This is a quick instruction on how to set up your Dorna 2 robot and run a simple program. Make sure to go over the whole user manual for more information.
Mount the Robot
Mount the robot arm securely on a flat, sturdy surface with 4 x M8 screws. If holes are not available on your surface to mount the robot, you can use at least two clamps (example) to secure the robot base on a table (this mounting method is only recommended for a small range of motions at low speed).
Connect the robot cables
Make sure that the controller box is close enough to the robot, and you can attach the robot cables to it. Connect the two DB-25 cables from the robot base to the back of the robot controller. Ensure the connections are secure using the screws available on the DB shells.
Connect the robot to a router
Attach the robot controller to a router via an Ethernet port available on the robot controller. Make sure that your computer is also connected to the same router.
Turning the robot on
The robot is compatible with 115/230Vac. However, before turning on the robot controller, you must make sure that the right voltage is selected on the controller. Otherwise, it will damage the robot. The robot comes with a preselected voltage based on the customer region and is printed on a label attached to the controller box. Please verify the operating voltage and make any necessary adjustments before proceeding. To adjust the operating voltage, open the top lid of the controller box by unscrewing the eight screws available on both sides of the top lid. The power supply is visible with a selectable red switch. Change the switch according to your need and close the lid. Once you have selected the appropriate AC voltage, connect one end of the AC power cable to the back of the controller box, and connect the other to the AC plug.
Find the robot’s IP address
Ensure your computer and the robot are connected to the same network (router). Open the Command Prompt (CMD) on your Windows or Terminal on your Unix OS computer and enter the following command to find the robot IP address.
ping dorna.local -4
This will return the robot’s IP address. For simplicity of notation, assume that the robot’s IP address is 10.0.0.14 in this tutorial. If this method doesn’t work on your computer, try other methods presented in the product user manual.
Open Dorna Lab
Dorna Lab (Dorna software) is the equivalent of the teach pendant’s interface of a traditional industrial robot. Open a Google Chrome on your computer and type in the Dorna Lab URL at
Where the robot_ip_address is the IP address of the robot we found in the previous section (for example, if the IP address of the robot is 10.0.0.14 then the Dorna Lab address is http://10.0.0.14).
Dorna Lab environment
Dorna Lab interface is a web application that you can use to monitor, control, and program robots. No installation on your computer is required (except a browser) since all the necessary files are hosted in the robot’s controller. Here we list some of the features of Dorna Lab, but you still need to go over the user manual for full documentation:
See the robot’s live orientation and I/O status.

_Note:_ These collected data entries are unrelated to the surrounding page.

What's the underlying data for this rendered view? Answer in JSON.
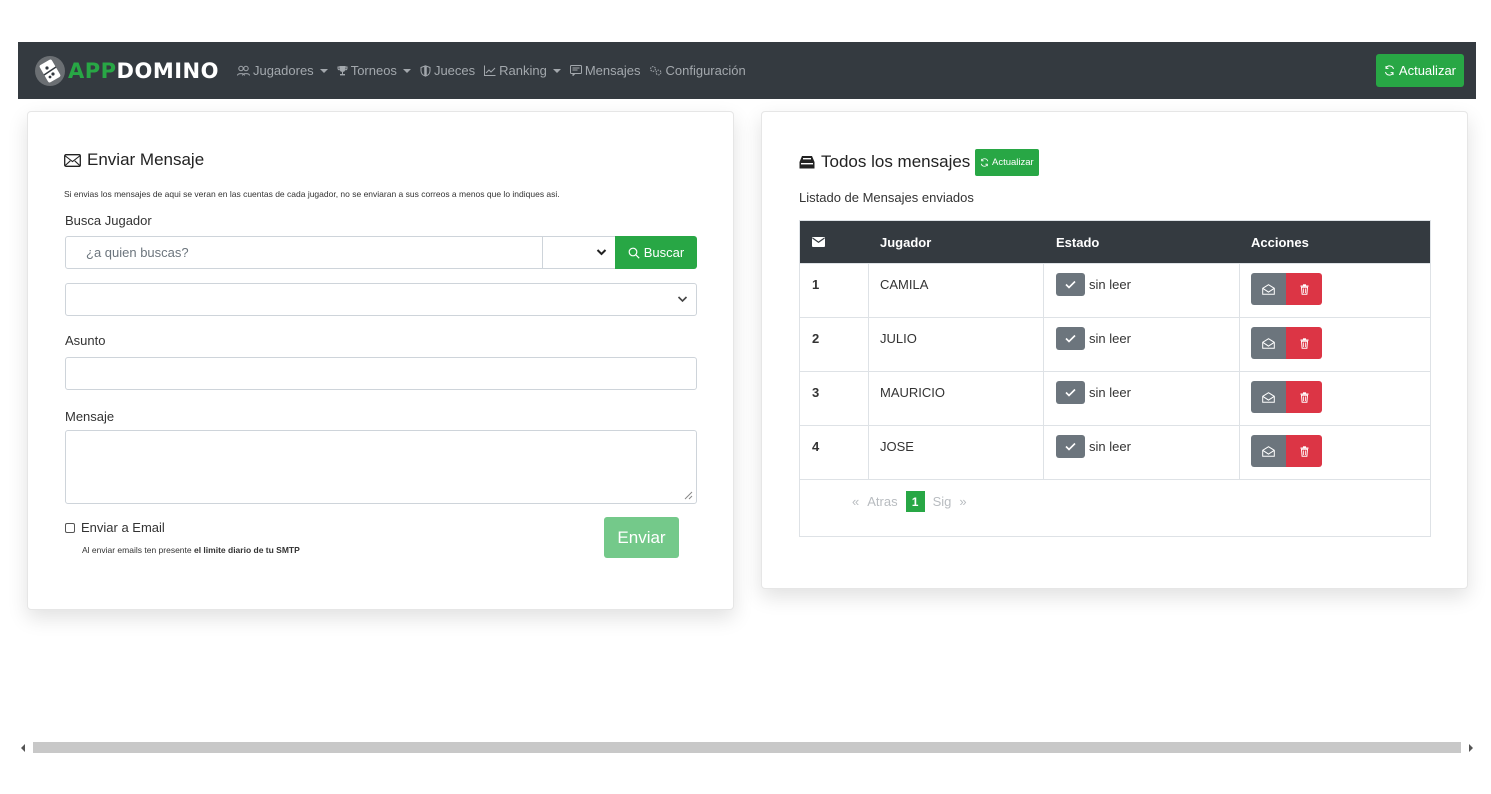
{
  "navbar": {
    "brand_app": "APP",
    "brand_domino": "DOMINO",
    "items": [
      {
        "label": "Jugadores",
        "icon": "users-icon",
        "dropdown": true
      },
      {
        "label": "Torneos",
        "icon": "trophy-icon",
        "dropdown": true
      },
      {
        "label": "Jueces",
        "icon": "shield-icon",
        "dropdown": false
      },
      {
        "label": "Ranking",
        "icon": "chart-line-icon",
        "dropdown": true
      },
      {
        "label": "Mensajes",
        "icon": "message-icon",
        "dropdown": false
      },
      {
        "label": "Configuración",
        "icon": "gears-icon",
        "dropdown": false
      }
    ],
    "update_label": "Actualizar"
  },
  "send_form": {
    "title": "Enviar Mensaje",
    "note": "Si envias los mensajes de aqui se veran en las cuentas de cada jugador, no se enviaran a sus correos a menos que lo indiques asi.",
    "search_label": "Busca Jugador",
    "search_placeholder": "¿a quien buscas?",
    "search_button": "Buscar",
    "subject_label": "Asunto",
    "subject_value": "",
    "message_label": "Mensaje",
    "message_value": "",
    "email_checkbox_label": "Enviar a Email",
    "email_checked": false,
    "smtp_note_prefix": "Al enviar emails ten presente ",
    "smtp_note_bold": "el limite diario de tu SMTP",
    "send_button": "Enviar"
  },
  "messages": {
    "title": "Todos los mensajes",
    "update_label": "Actualizar",
    "subtitle": "Listado de Mensajes enviados",
    "columns": [
      "",
      "Jugador",
      "Estado",
      "Acciones"
    ],
    "rows": [
      {
        "n": "1",
        "player": "CAMILA",
        "status": "sin leer"
      },
      {
        "n": "2",
        "player": "JULIO",
        "status": "sin leer"
      },
      {
        "n": "3",
        "player": "MAURICIO",
        "status": "sin leer"
      },
      {
        "n": "4",
        "player": "JOSE",
        "status": "sin leer"
      }
    ],
    "pager": {
      "first": "«",
      "prev": "Atras",
      "current": "1",
      "next": "Sig",
      "last": "»"
    }
  },
  "colors": {
    "navbar": "#343a40",
    "success": "#28a745",
    "danger": "#dc3545",
    "secondary": "#6c757d"
  }
}
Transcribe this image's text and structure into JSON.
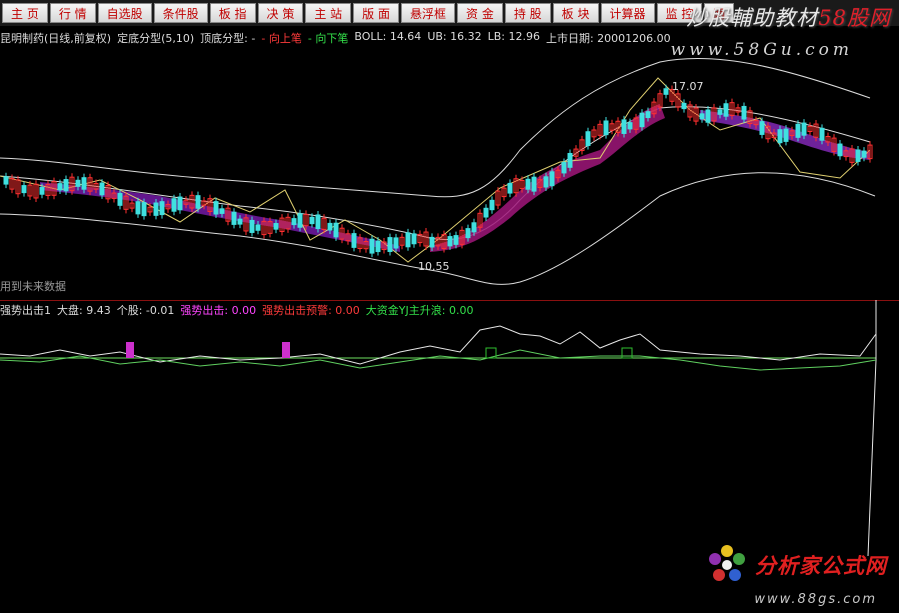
{
  "menu": [
    "主 页",
    "行 情",
    "自选股",
    "条件股",
    "板 指",
    "决 策",
    "主 站",
    "版 面",
    "悬浮框",
    "资 金",
    "持 股",
    "板 块",
    "计算器",
    "监 控",
    "两"
  ],
  "watermark": {
    "left": "炒股輔助教材",
    "right": "58股网",
    "url": "www.58Gu.com"
  },
  "info": {
    "stock": "昆明制药(日线,前复权)",
    "indicator": "定底分型(5,10)",
    "top_label": "顶底分型:",
    "top_val": "-",
    "up_pen": "向上笔",
    "up_val": "-",
    "down_pen": "向下笔",
    "boll": "BOLL: 14.64",
    "ub": "UB: 16.32",
    "lb": "LB: 12.96",
    "list_date": "上市日期: 20001206.00"
  },
  "future_note": "用到未来数据",
  "indicator_line": {
    "name": "强势出击1",
    "dapan": "大盘: 9.43",
    "gegu": "个股: -0.01",
    "strong": "强势出击: 0.00",
    "warn": "强势出击预警: 0.00",
    "funds": "大资金YJ主升浪: 0.00"
  },
  "price_labels": {
    "high": "17.07",
    "low": "10.55"
  },
  "bottom_logo": {
    "text": "分析家公式网",
    "url": "www.88gs.com"
  },
  "chart_data": {
    "type": "candlestick",
    "high_marker": 17.07,
    "low_marker": 10.55,
    "boll": {
      "mid": 14.64,
      "ub": 16.32,
      "lb": 12.96
    }
  }
}
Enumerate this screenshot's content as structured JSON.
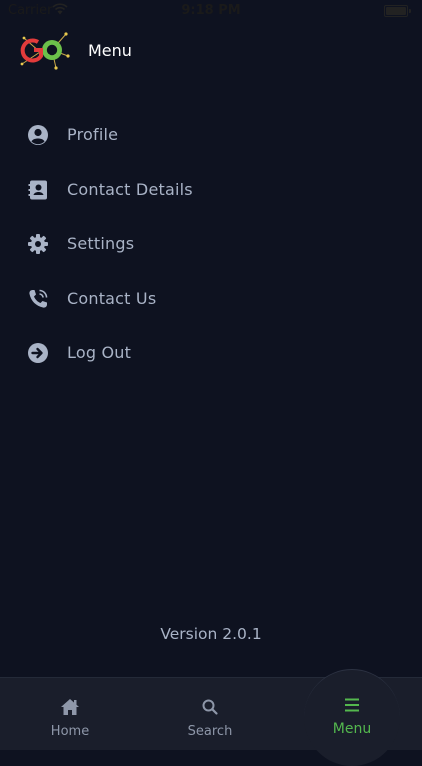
{
  "status_bar": {
    "carrier": "Carrier",
    "time": "9:18 PM"
  },
  "header": {
    "title": "Menu",
    "logo_text": "GO"
  },
  "menu": {
    "items": [
      {
        "label": "Profile",
        "icon": "profile-icon"
      },
      {
        "label": "Contact Details",
        "icon": "contact-card-icon"
      },
      {
        "label": "Settings",
        "icon": "gear-icon"
      },
      {
        "label": "Contact Us",
        "icon": "phone-icon"
      },
      {
        "label": "Log Out",
        "icon": "logout-icon"
      }
    ]
  },
  "footer": {
    "version": "Version 2.0.1"
  },
  "tabbar": {
    "tabs": [
      {
        "label": "Home",
        "icon": "home-icon",
        "active": false
      },
      {
        "label": "Search",
        "icon": "search-icon",
        "active": false
      },
      {
        "label": "Menu",
        "icon": "menu-icon",
        "active": true
      }
    ]
  },
  "colors": {
    "background": "#0e1220",
    "text": "#a9b3c6",
    "tabbar": "#1a1e2b",
    "accent": "#54b84e",
    "logo_red": "#e23b3b",
    "logo_green": "#6cc04a"
  }
}
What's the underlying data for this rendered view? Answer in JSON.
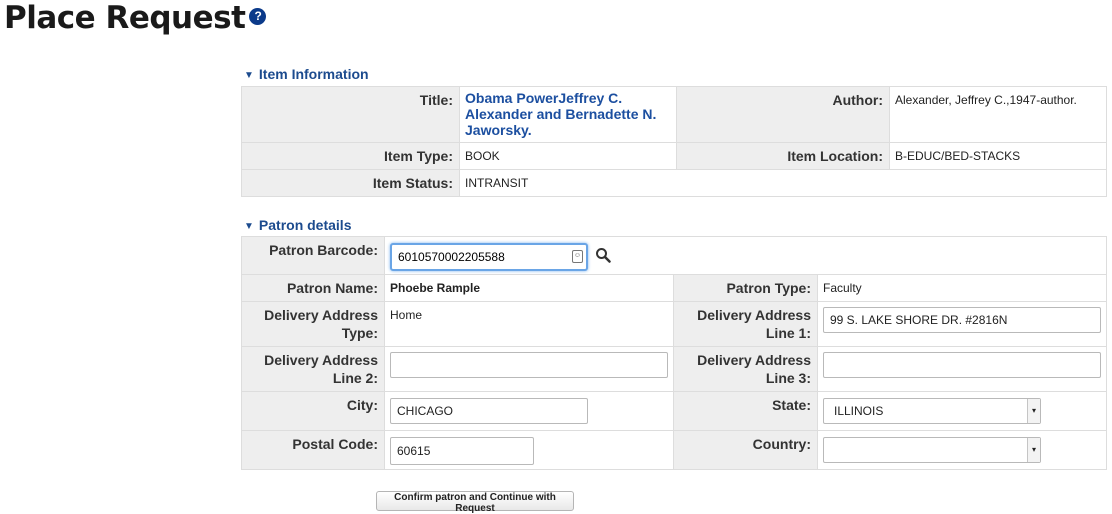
{
  "page": {
    "title": "Place Request",
    "help_icon": "?"
  },
  "item_section": {
    "header": "Item Information",
    "title_label": "Title:",
    "title_value": "Obama PowerJeffrey C. Alexander and Bernadette N. Jaworsky.",
    "author_label": "Author:",
    "author_value": "Alexander, Jeffrey C.,1947-author.",
    "item_type_label": "Item Type:",
    "item_type_value": "BOOK",
    "item_location_label": "Item Location:",
    "item_location_value": "B-EDUC/BED-STACKS",
    "item_status_label": "Item Status:",
    "item_status_value": "INTRANSIT"
  },
  "patron_section": {
    "header": "Patron details",
    "barcode_label": "Patron Barcode:",
    "barcode_value": "6010570002205588",
    "name_label": "Patron Name:",
    "name_value": "Phoebe Rample",
    "type_label": "Patron Type:",
    "type_value": "Faculty",
    "delivery_type_label": "Delivery Address Type:",
    "delivery_type_value": "Home",
    "line1_label": "Delivery Address Line 1:",
    "line1_value": "99 S. LAKE SHORE DR. #2816N",
    "line2_label": "Delivery Address Line 2:",
    "line2_value": "",
    "line3_label": "Delivery Address Line 3:",
    "line3_value": "",
    "city_label": "City:",
    "city_value": "CHICAGO",
    "state_label": "State:",
    "state_value": "ILLINOIS",
    "postal_label": "Postal Code:",
    "postal_value": "60615",
    "country_label": "Country:",
    "country_value": ""
  },
  "actions": {
    "confirm_label": "Confirm patron and Continue with Request"
  },
  "colors": {
    "accent": "#1c4b8e",
    "label_bg": "#eeeeee",
    "focus_border": "#6aa5e6"
  }
}
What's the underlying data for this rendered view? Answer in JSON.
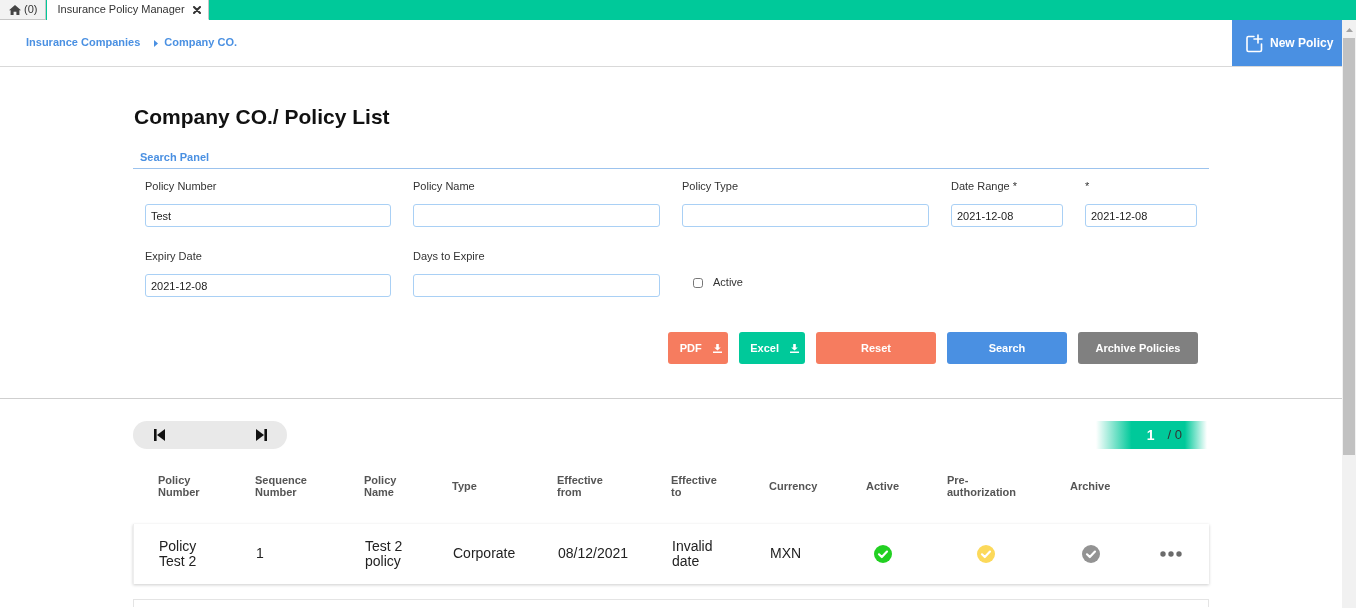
{
  "tabs": [
    {
      "kind": "home",
      "label": "(0)",
      "selected": false,
      "closable": false
    },
    {
      "kind": "page",
      "label": "Insurance Policy Manager",
      "selected": true,
      "closable": true
    }
  ],
  "breadcrumb": [
    {
      "label": "Insurance Companies"
    },
    {
      "label": "Company CO."
    }
  ],
  "new_policy_button": {
    "label": "New Policy"
  },
  "page_title": "Company CO./ Policy List",
  "search_panel": {
    "title": "Search Panel",
    "rows": [
      [
        {
          "kind": "input",
          "label": "Policy Number",
          "value": "Test"
        },
        {
          "kind": "input",
          "label": "Policy Name"
        },
        {
          "kind": "input",
          "label": "Policy Type"
        },
        {
          "kind": "input",
          "label": "Date Range *",
          "value": "2021-12-08"
        },
        {
          "kind": "input",
          "label": "*",
          "value": "2021-12-08"
        }
      ],
      [
        {
          "kind": "input",
          "label": "Expiry Date",
          "value": "2021-12-08"
        },
        {
          "kind": "input",
          "label": "Days to Expire"
        },
        {
          "kind": "checkbox",
          "label": "Active",
          "checked": false
        }
      ]
    ],
    "buttons": [
      {
        "label": "PDF",
        "color": "#f67c5f",
        "download": true
      },
      {
        "label": "Excel",
        "color": "#00c99a",
        "download": true
      },
      {
        "label": "Reset",
        "color": "#f67c5f",
        "download": false
      },
      {
        "label": "Search",
        "color": "#4a90e2",
        "download": false
      },
      {
        "label": "Archive Policies",
        "color": "#808080",
        "download": false
      }
    ]
  },
  "pager": {
    "current_page": "1",
    "total": "/ 0"
  },
  "table": {
    "columns": [
      "Policy Number",
      "Sequence Number",
      "Policy Name",
      "Type",
      "Effective from",
      "Effective to",
      "Currency",
      "Active",
      "Pre-authorization",
      "Archive"
    ],
    "rows": [
      {
        "cells": [
          {
            "kind": "text",
            "text": "Policy Test 2"
          },
          {
            "kind": "text",
            "text": "1"
          },
          {
            "kind": "text",
            "text": "Test 2 policy"
          },
          {
            "kind": "text",
            "text": "Corporate"
          },
          {
            "kind": "text",
            "text": "08/12/2021"
          },
          {
            "kind": "text",
            "text": "Invalid date"
          },
          {
            "kind": "text",
            "text": "MXN"
          },
          {
            "kind": "check",
            "color": "#22d022"
          },
          {
            "kind": "check",
            "color": "#fcd95a"
          },
          {
            "kind": "check",
            "color": "#939393"
          },
          {
            "kind": "menu"
          }
        ]
      }
    ]
  }
}
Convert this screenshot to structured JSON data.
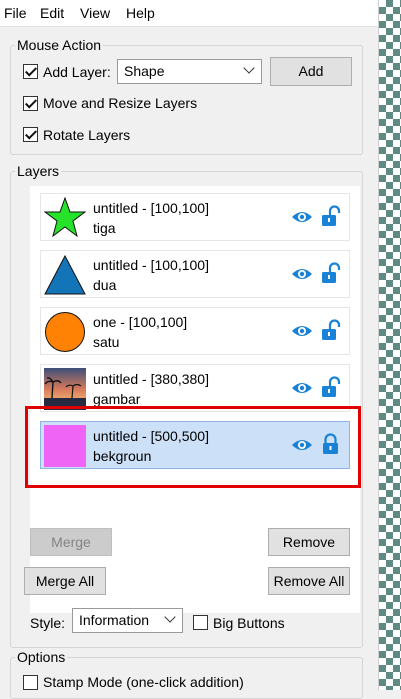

Jog the robot with a mouse, keyboard, or Joystick.
Hand training the robot.
Graphical simulation to design complex paths and motions.
Submit and run simple commands and scripts to the robot.
Graphical and no code programming environment via Blockly feature.
Host and run programs via the robot Python and Jupyter Notebook environment
Configure and modify the robot setting.
Assigning values to the joints
Each time you turn off the robot (or disconnect the robot cables), the encoders will no longer track the position of the robot axes. So, the first thing after turning on the robot is to tell the robot what the value of each joint is. The encoders will track the joint’s values until you turn off the controller again. First, to set the joints to their correct values put the robot in a mechanically defined position. The position is called the home position and is defined as follows.
j0: Rotate j0 in its positive direction until it hits its hard stop.
j1: Rotate j1 in its positive direction until it hits its hard stop.
j2: Rotate j2 in its negative direction until it hits its hard stop.
j3 and j4: Rotate j3 in its positive direction and position j4 until the flat part of the robot flange is fully touching the j3 hard stop.
In Dorna Lab, navigate to the Set Joint section. The default value given in this window for each joint is the value of the joints at their home positions. We can either set each joint individually or use Set All to set them all together.
For an accurate and consistent set joint process, ensure that you put steady and uniform force on the robot joints and that all the associated hard stops touch each other when running the set joint process.
You can enter your custom joint values in the Set Joint section if you use a different home position or another reference position for your robot.
Enabling the robot motors
When turning the robot on, the motors are disabled by default, and you need to enable them (via Dorna Lab, command, or API) before running any motion command.
Run a simple program
In Dorna Lab, navigate Main > Script. Here, you can write simple commands and submit them to the robot.
Copy and paste the following commands in the Script section.
Enable the Track Line option to see and highlight the commands running during the operation.
Ensure that no tool is attached to the robot and that the robot is free to move without hitting any object.
Click the Play button to submit and run the code to the robot.
When turning off the robot, all the motors lose their power. So, it is important to put the robot in a safe orientation before turning off the robot. When ready, just switch off the power button on the controller to turn off the robot.